About "Can I Crawl?"
This tool attempts to answer the question "can I crawl a website?" from the perspective of the robots.txt file on the website. There are many times that I either created a robots.txt file on one of my sites, or needed to read another site's robots.txt file, and wanted something a little more interactive than just a text file. Some robots.txt files are harder to understand because of sheer size, or invalid / mis-used directives, and I wanted a way to cut to the chase and understand the file's directives at a glance instead of having to stare at it and parse it mentally.

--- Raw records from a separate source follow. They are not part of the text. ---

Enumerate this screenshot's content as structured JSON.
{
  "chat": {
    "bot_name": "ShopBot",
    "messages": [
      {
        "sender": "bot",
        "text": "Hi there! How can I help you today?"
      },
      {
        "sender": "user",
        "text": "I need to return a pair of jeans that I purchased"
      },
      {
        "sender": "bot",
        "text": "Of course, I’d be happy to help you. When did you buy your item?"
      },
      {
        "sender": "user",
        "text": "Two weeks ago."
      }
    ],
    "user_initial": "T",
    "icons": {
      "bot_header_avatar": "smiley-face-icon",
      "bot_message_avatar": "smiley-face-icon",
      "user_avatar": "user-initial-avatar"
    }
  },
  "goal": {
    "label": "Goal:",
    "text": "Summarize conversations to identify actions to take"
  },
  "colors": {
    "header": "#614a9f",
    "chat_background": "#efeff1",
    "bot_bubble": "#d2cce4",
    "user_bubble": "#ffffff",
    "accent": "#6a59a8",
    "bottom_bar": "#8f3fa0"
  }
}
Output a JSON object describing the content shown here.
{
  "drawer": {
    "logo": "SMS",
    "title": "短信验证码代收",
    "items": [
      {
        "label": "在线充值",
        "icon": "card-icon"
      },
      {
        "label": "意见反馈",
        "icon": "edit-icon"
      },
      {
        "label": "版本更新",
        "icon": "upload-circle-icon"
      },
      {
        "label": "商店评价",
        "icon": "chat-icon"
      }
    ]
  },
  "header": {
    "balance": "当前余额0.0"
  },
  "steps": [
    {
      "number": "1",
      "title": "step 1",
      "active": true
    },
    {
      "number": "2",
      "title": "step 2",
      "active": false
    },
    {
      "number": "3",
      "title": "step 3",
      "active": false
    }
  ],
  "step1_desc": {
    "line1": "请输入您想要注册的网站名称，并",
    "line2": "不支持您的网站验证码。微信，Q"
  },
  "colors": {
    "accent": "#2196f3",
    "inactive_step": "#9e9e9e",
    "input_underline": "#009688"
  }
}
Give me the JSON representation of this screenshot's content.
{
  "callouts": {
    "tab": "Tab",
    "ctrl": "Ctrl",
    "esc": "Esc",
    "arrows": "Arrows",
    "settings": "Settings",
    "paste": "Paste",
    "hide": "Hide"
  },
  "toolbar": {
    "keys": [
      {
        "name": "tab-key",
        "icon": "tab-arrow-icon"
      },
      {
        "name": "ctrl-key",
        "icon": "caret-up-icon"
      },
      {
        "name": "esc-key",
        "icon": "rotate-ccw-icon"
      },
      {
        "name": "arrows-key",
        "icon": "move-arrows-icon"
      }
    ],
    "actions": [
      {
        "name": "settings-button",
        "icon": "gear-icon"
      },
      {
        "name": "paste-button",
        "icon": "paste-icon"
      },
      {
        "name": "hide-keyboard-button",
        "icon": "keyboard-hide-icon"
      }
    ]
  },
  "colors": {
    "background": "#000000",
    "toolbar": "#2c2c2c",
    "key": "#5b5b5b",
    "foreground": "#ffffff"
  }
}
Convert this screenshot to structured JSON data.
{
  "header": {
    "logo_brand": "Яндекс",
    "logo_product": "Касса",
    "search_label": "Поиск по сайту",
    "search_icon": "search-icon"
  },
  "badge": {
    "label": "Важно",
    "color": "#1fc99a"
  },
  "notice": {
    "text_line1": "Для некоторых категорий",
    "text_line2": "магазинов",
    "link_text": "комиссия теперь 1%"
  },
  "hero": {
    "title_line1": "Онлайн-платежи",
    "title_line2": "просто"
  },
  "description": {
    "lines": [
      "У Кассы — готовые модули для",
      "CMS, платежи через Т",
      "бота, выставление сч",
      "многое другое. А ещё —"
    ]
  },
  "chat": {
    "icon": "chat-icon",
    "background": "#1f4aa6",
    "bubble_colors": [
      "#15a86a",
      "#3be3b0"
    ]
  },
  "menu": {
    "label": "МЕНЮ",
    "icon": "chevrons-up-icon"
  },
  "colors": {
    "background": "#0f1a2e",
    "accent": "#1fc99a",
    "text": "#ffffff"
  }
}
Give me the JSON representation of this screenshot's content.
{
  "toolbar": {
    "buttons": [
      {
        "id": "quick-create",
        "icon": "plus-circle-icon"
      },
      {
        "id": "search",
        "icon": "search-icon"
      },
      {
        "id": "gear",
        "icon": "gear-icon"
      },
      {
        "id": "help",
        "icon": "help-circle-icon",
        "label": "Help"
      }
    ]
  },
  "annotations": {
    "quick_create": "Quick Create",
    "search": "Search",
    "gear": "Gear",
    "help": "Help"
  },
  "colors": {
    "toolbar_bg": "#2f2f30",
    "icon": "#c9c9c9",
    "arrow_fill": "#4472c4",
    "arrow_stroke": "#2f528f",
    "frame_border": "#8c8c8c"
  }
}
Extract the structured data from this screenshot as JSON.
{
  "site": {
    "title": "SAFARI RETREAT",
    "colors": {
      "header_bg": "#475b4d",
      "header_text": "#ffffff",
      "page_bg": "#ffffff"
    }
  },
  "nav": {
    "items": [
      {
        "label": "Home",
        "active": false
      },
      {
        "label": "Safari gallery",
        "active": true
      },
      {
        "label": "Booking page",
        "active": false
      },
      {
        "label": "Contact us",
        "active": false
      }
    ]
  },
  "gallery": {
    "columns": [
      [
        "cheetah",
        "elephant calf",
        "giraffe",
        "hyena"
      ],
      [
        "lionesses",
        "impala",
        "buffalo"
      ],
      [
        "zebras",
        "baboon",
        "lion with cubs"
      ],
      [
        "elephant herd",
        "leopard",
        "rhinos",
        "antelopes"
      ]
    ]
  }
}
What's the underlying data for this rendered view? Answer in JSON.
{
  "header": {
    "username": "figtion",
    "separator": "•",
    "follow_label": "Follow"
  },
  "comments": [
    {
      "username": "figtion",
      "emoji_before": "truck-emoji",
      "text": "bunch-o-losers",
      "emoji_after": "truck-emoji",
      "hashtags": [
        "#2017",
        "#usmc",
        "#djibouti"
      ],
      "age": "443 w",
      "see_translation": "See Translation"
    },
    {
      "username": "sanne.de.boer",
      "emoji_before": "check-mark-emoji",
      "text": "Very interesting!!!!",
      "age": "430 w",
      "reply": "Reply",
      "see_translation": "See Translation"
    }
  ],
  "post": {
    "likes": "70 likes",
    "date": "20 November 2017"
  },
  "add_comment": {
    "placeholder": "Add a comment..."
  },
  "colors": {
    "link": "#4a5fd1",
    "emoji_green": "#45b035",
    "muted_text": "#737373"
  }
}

Again, it's not that the robots.txt standard is particularly difficult to understand, it's just that the files can be somewhat cumbersome and a more straightforward representation would speed things up.
Bottom line, the tool primarily attempts to enhance quick readability of the robots.txt files via color coding, sectioning, hyperlinking URL's from the file, and helping the user understand the meaning of each directive.
Here is a list of features that this tool provides:
Divides files into sections
Since robots.txt files can contain different directives for different user agents, we divide the files by User-Agent directives into sections.
Color coding for each directive
The different directives in a robots.txt file have different meaning, so we color coded each unique directive to help readers skim for relevant sections.
Each row is parsed and described in plain English - just click / tap a row in the file, and the description will slide into view.
It may seem like a simple feature, but it solves one of the biggest frustrations of reading a robots.txt file. This has saved me quite a few clicks!
Toggle between "Interactive" and "Raw" views
When the tool retrieves the robots.txt file, it displays in "Interactive" view, which contains the above mentioned features. There is also a "Raw" view that users can toggle back to if they prefer plain-text viewing.
One more thing...
Just in case you've made it this far into the site and not read our disclaimer, please take a moment to do this. Not only do we not accept liability for your crawling decisions, we also try to advise you to take other concerns into consideration before crawling a site.